A coin kept on a rotating gramophone disc just beging to slip if its centre is at a distance of 8 cm from the centre of the disc .The angular velocity of the gramophone disc is then doubled , Through what distance , the coin should be shifted towards the centre , so that the coin will just slip ?

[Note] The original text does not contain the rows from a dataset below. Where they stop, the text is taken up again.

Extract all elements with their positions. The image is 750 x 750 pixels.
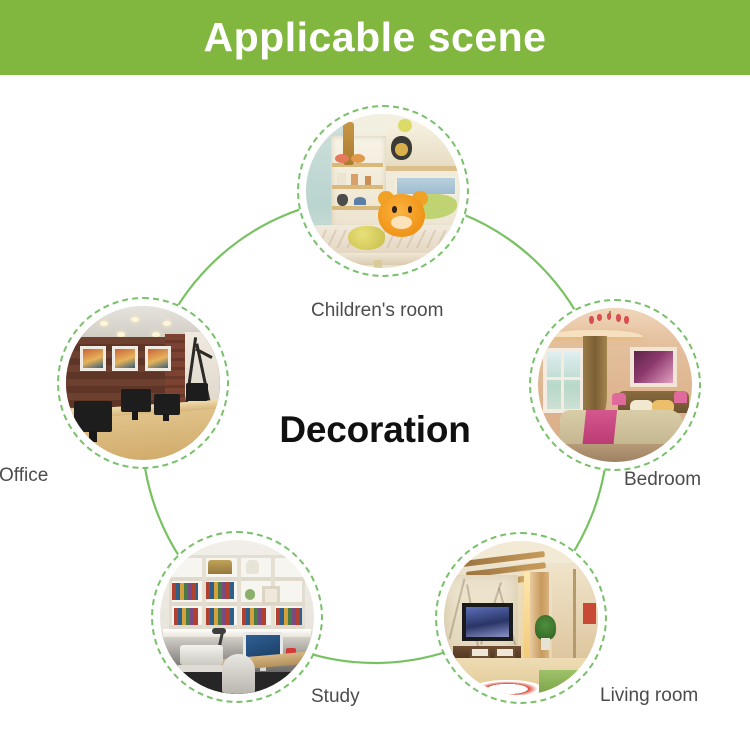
diagram-stage: Decoration bbox=[0, 75, 750, 750]
node-children-room-circle bbox=[297, 105, 469, 277]
page-title: Applicable scene bbox=[204, 17, 547, 58]
node-study-label: Study bbox=[311, 686, 360, 708]
node-living-room-label: Living room bbox=[600, 685, 698, 707]
office-photo bbox=[66, 306, 220, 460]
node-bedroom-label: Bedroom bbox=[624, 469, 701, 491]
node-children-room-label: Children's room bbox=[311, 300, 443, 322]
study-photo bbox=[160, 540, 314, 694]
node-bedroom-circle bbox=[529, 299, 701, 471]
node-office-circle bbox=[57, 297, 229, 469]
applicable-scene-infographic: Applicable scene Decoration bbox=[0, 0, 750, 750]
bedroom-photo bbox=[538, 308, 692, 462]
living-room-photo bbox=[444, 541, 598, 695]
node-study-circle bbox=[151, 531, 323, 703]
children-room-photo bbox=[306, 114, 460, 268]
header-banner: Applicable scene bbox=[0, 0, 750, 75]
node-living-room-circle bbox=[435, 532, 607, 704]
node-office-label: Office bbox=[0, 465, 48, 487]
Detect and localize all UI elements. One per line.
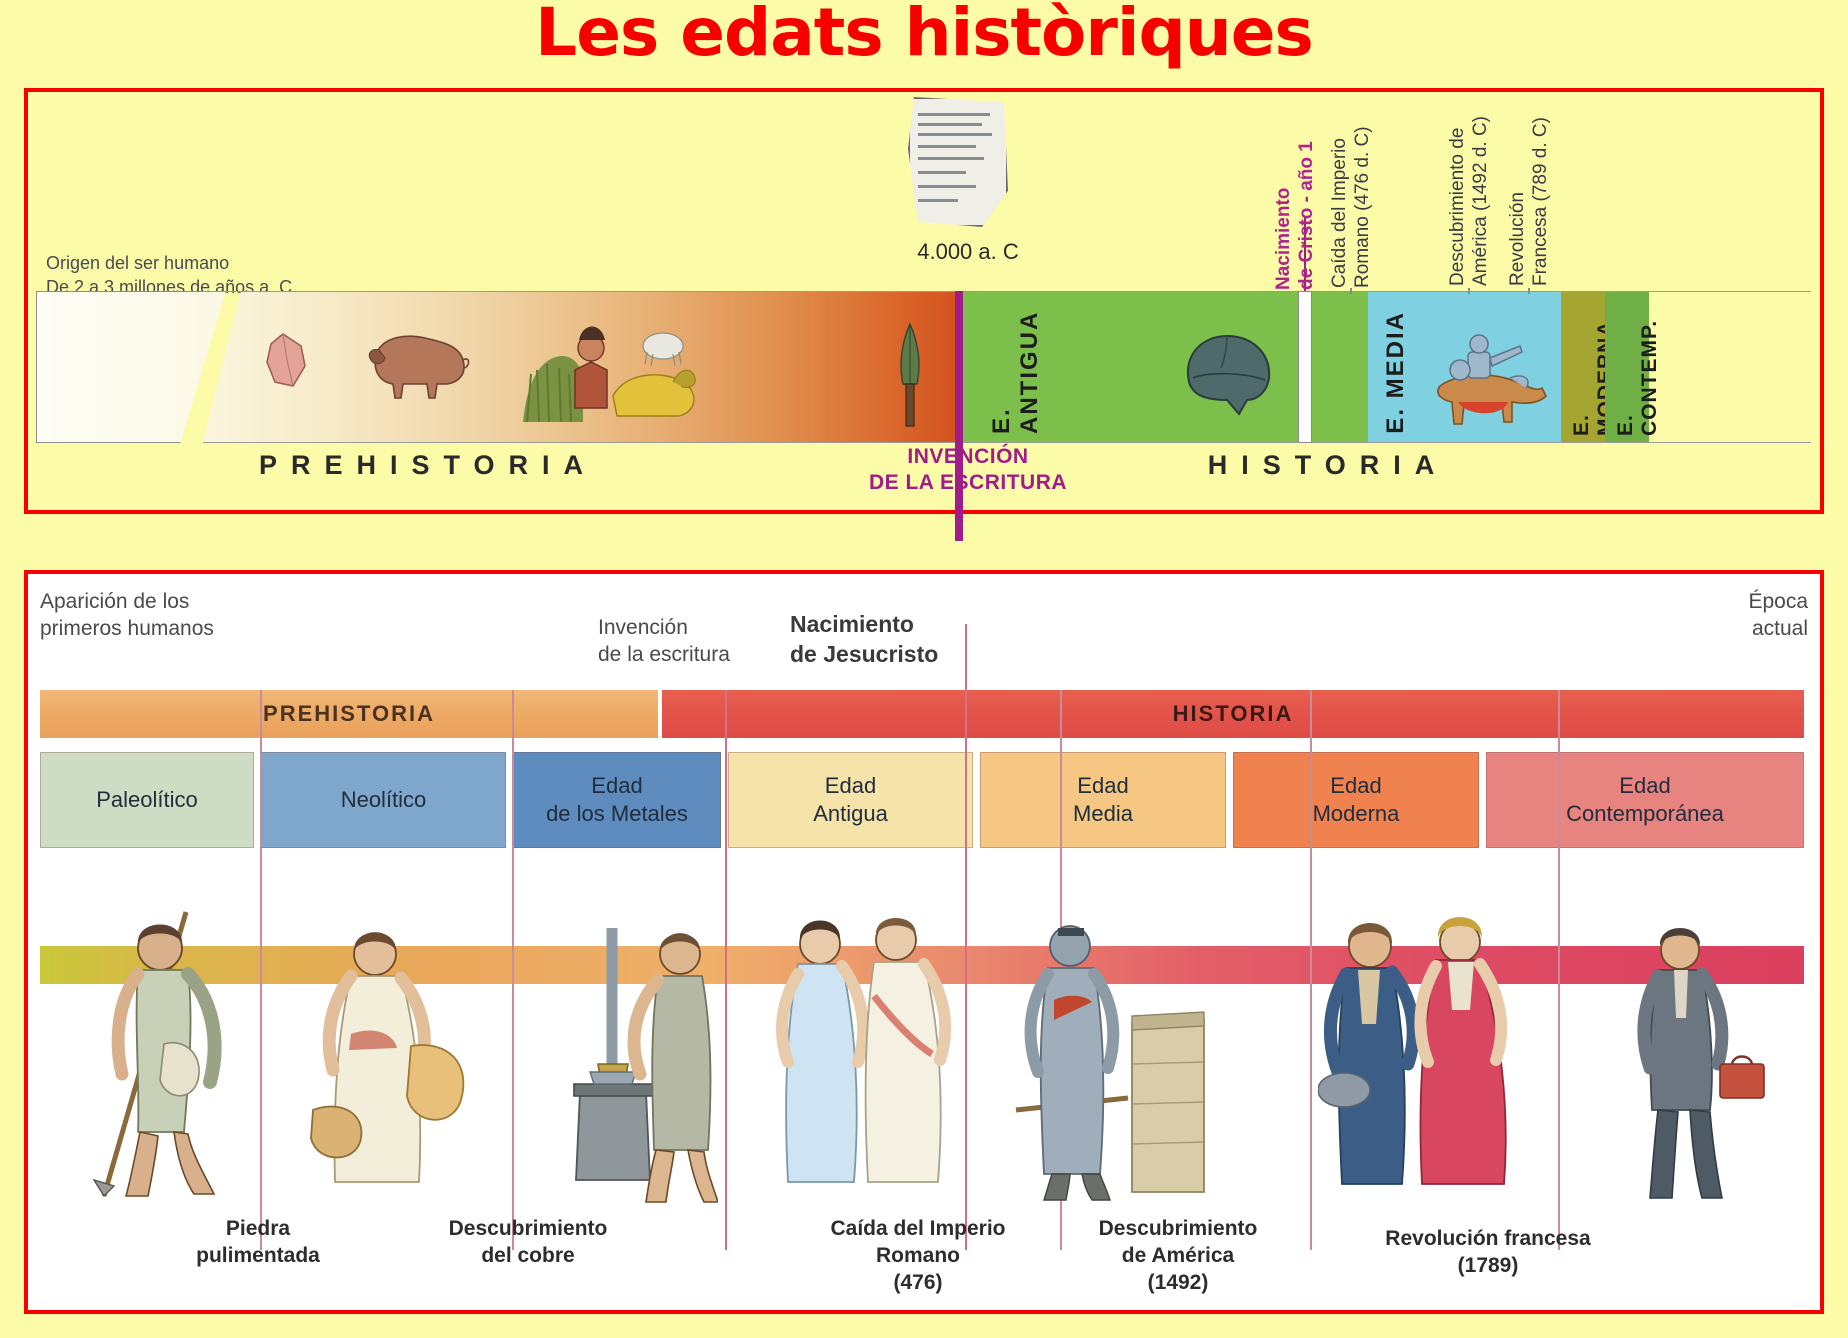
era-box-edad-antigua: EdadAntigua <box>728 752 973 848</box>
timeline-panel-2: Aparición de los primeros humanos Época … <box>24 570 1824 1314</box>
bottom-label-french-revolution: Revolución francesa (1789) <box>1338 1226 1638 1280</box>
era-caption-prehistoria: PREHISTORIA <box>138 450 718 481</box>
vertical-label-french-revolution: Revolución Francesa (789 d. C) <box>1506 86 1552 286</box>
birth-of-jesus-label: Nacimiento de Jesucristo <box>790 610 938 670</box>
neolithic-village-icon <box>513 312 703 424</box>
era-box-label-line: Edad <box>1330 772 1381 800</box>
vertical-label-birth-of-christ: Nacimiento de Cristo - año 1 <box>1272 110 1318 290</box>
first-humans-label: Aparición de los primeros humanos <box>40 588 214 643</box>
bottom-label-copper-discovery: Descubrimiento del cobre <box>408 1216 648 1270</box>
vertical-label-discovery-america: Descubrimiento de América (1492 d. C) <box>1446 86 1492 286</box>
era-box-edad-media: EdadMedia <box>980 752 1226 848</box>
era-box-label-line: Edad <box>591 772 642 800</box>
bottom-label-polished-stone: Piedra pulimentada <box>158 1216 358 1270</box>
era-caption-historia: HISTORIA <box>1068 450 1588 481</box>
era-box-label-line: Contemporánea <box>1566 800 1724 828</box>
bison-icon <box>363 330 473 402</box>
era-box-edad-moderna: EdadModerna <box>1233 752 1479 848</box>
writing-invention-date: 4.000 a. C <box>888 239 1048 265</box>
modern-couple-icon <box>1318 904 1528 1204</box>
divider-birth-of-jesus <box>965 624 967 1250</box>
band-historia: HISTORIA <box>662 690 1804 738</box>
paleolithic-hunter-icon <box>68 904 264 1204</box>
tick-fall-roman-empire <box>1350 288 1352 294</box>
writing-invention-marker <box>955 291 963 541</box>
metal-smith-icon <box>528 914 718 1204</box>
era-box-label-line: Edad <box>1619 772 1670 800</box>
era-box-label-line: Neolítico <box>341 786 427 814</box>
segment-edad-moderna: E. MODERNA <box>1561 292 1605 442</box>
era-label-antigua: E. ANTIGUA <box>988 292 1044 434</box>
era-box-neol-tico: Neolítico <box>261 752 506 848</box>
era-box-label-line: de los Metales <box>546 800 688 828</box>
era-boxes-row: PaleolíticoNeolíticoEdadde los MetalesEd… <box>40 752 1804 848</box>
writing-invention-label-2: Invención de la escritura <box>598 614 730 669</box>
roman-helmet-icon <box>1173 328 1279 418</box>
tick-french-revolution <box>1528 288 1530 294</box>
era-box-label-line: Media <box>1073 800 1133 828</box>
writing-invention-caption: INVENCIÓN DE LA ESCRITURA <box>828 444 1108 497</box>
era-box-edad-contempor-nea: EdadContemporánea <box>1486 752 1804 848</box>
era-label-media: E. MEDIA <box>1382 311 1410 434</box>
era-box-label-line: Edad <box>1077 772 1128 800</box>
timeline-bar: E. ANTIGUA E. MEDIA <box>203 291 1811 443</box>
cuneiform-tablet-icon <box>908 97 1008 227</box>
medieval-knight-icon <box>1008 904 1208 1204</box>
band-prehistoria: PREHISTORIA <box>40 690 658 738</box>
current-epoch-label: Época actual <box>1748 588 1808 643</box>
era-box-label-line: Antigua <box>813 800 888 828</box>
divider-writing-invention <box>725 690 727 1250</box>
vertical-label-fall-roman-empire: Caída del Imperio Romano (476 d. C) <box>1328 88 1374 288</box>
era-label-contemp: E. CONTEMP. <box>1614 292 1662 436</box>
birth-of-christ-marker <box>1298 291 1312 443</box>
stone-tool-icon <box>263 332 309 390</box>
divider-neolitico-metales <box>512 690 514 1250</box>
divider-media-moderna <box>1310 690 1312 1250</box>
knight-on-horse-icon <box>1416 326 1552 438</box>
bottom-label-discovery-america: Descubrimiento de América (1492) <box>1058 1216 1298 1297</box>
page-title: Les edats històriques <box>0 0 1848 71</box>
prehistory-start-wedge <box>36 291 226 443</box>
era-box-label-line: Edad <box>825 772 876 800</box>
segment-edad-media: E. MEDIA <box>1368 292 1561 442</box>
roman-citizens-icon <box>768 904 958 1204</box>
bottom-label-fall-roman-empire: Caída del Imperio Romano (476) <box>798 1216 1038 1297</box>
divider-moderna-contemporanea <box>1558 690 1560 1250</box>
spear-point-icon <box>893 322 927 427</box>
era-box-label-line: Moderna <box>1313 800 1400 828</box>
era-box-edad-de-los-metales: Edadde los Metales <box>513 752 721 848</box>
era-box-paleol-tico: Paleolítico <box>40 752 254 848</box>
era-box-label-line: Paleolítico <box>96 786 198 814</box>
segment-prehistoria <box>203 292 958 442</box>
neolithic-woman-icon <box>293 914 483 1204</box>
segment-edad-contemporanea: E. CONTEMP. <box>1605 292 1649 442</box>
tick-discovery-america <box>1468 288 1470 294</box>
contemporary-man-icon <box>1608 914 1788 1204</box>
timeline-panel-1: Origen del ser humano De 2 a 3 millones … <box>24 88 1824 514</box>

To solve the problem step by step, we will analyze the forces acting on the coin when it is on the rotating gramophone disc. ### Step 1: Understand the Initial Condition The coin is initially at a distance \( r = 8 \, \text{cm} \) from the center of the disc. It is just about to slip, meaning the frictional force equals the required centripetal force for circular motion. ### Step 2: Write the Equation for the Initial Condition The centripetal force required to keep the coin moving in a circle is given by: \[ F_c = m \omega^2 r \] where \( m \) is the mass of the coin, \( \omega \) is the angular velocity, and \( r \) is the radius (8 cm in this case). The frictional force \( f \) that prevents the coin from slipping is given by: \[ f = \mu m g \] where \( \mu \) is the coefficient of static friction and \( g \) is the acceleration due to gravity. Since the coin is just about to slip, we have: \[ \mu m g = m \omega^2 r \] Cancelling \( m \) from both sides, we get: \[ \mu g = \omega^2 r \] ### Step 3: Analyze the New Condition When the angular velocity is doubled, the new angular velocity \( \omega' = 2\omega \). The coin will now slip at a new radius \( r' \). ### Step 4: Write the Equation for the New Condition The centripetal force in the new condition can be expressed as: \[ F_c' = m \omega'^2 r' = m (2\omega)^2 r' = 4m \omega^2 r' \] Setting this equal to the frictional force, we have: \[ \mu m g = 4m \omega^2 r' \] Again cancelling \( m \), we get: \[ \mu g = 4 \omega^2 r' \] ### Step 5: Relate the Two Conditions From the first condition, we have: \[ \mu g = \omega^2 r \] Substituting \( r = 8 \, \text{cm} \): \[ \mu g = \omega^2 \cdot 8 \] Now substituting this into the second condition: \[ 8 = 4 r' \] This implies: \[ r' = \frac{8}{4} = 2 \, \text{cm} \] ### Step 6: Calculate the Shift Towards the Center The coin needs to be shifted from \( r = 8 \, \text{cm} \) to \( r' = 2 \, \text{cm} \). The distance \( x \) that the coin should be shifted is: \[ x = r - r' = 8 \, \text{cm} - 2 \, \text{cm} = 6 \, \text{cm} \] ### Final Answer The coin should be shifted **6 cm** towards the center of the disc to just begin to slip again. ---